Além do voto: a participação política como forma de superar o desgaste eleitoral
Por Augusto Patrini
Iniciada em 2013, a crise política no Brasil se aprofundou nos últimos anos, com impeachment da presidente Dilma Rousseff, em 2016, a crescente impopularidade dos políticos tradicionais e a intensa polarização que marcou as eleições de 2018, com discursos de ameaça à democracia. O acúmulo dessas experiências traumáticas parece ter deixado ao menos parte da sociedade desalentada politicamente. Mas o voto é uma das possibilidades de engajamento político do cidadão, não a única. O que pode ser feito agora?

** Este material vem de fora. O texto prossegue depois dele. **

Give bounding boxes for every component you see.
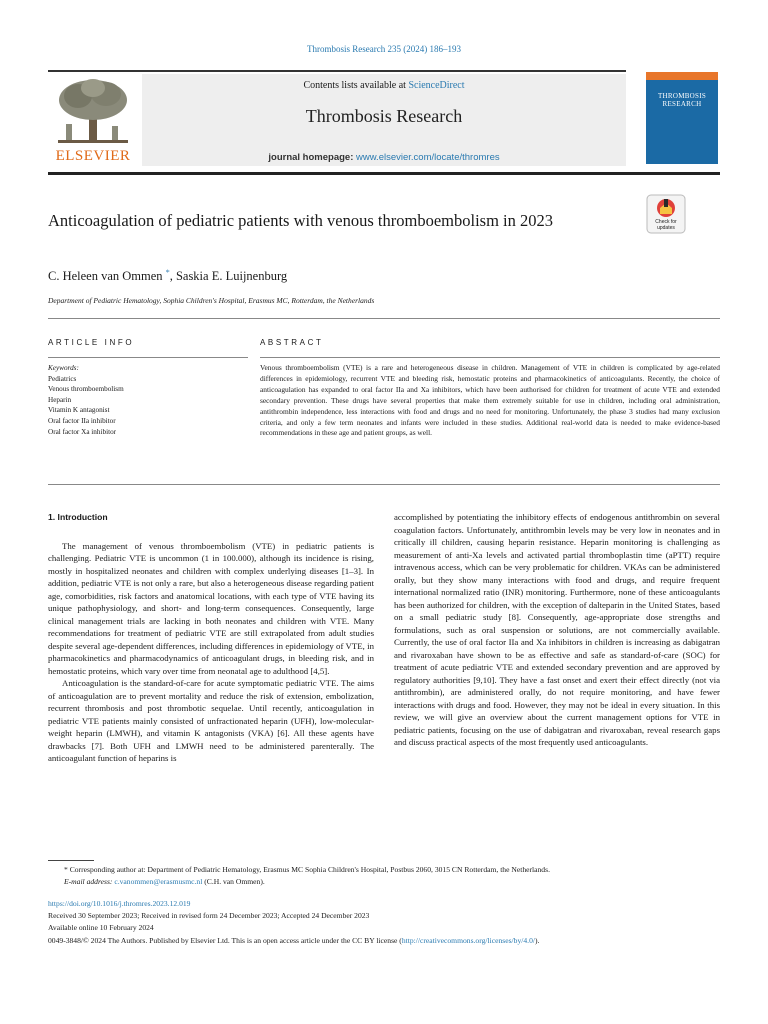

Primeiro, há de se entender o contexto. Para Alexandre A. Loch, psiquiatra pesquisador do Hospital das Clínicas de São Paulo (USP), vários fatores conspiram para o atual sentimento de desesperança. “Temos uma sociedade paternalista desde seu nascimento. Essa característica se frustrou com um ex-presidente que proveu aos mais pobres e agora está atrás das grades, acusado de comandar um esquema de aproveitamento ilícito do dinheiro público.” Além disso, prossegue Loch, a Operação Lava-Jato expôs uma corrupção sistêmica que rompe com os limites de partidos e instituições. E tudo isso ocorre num cenário de instabilidade econômica e desemprego.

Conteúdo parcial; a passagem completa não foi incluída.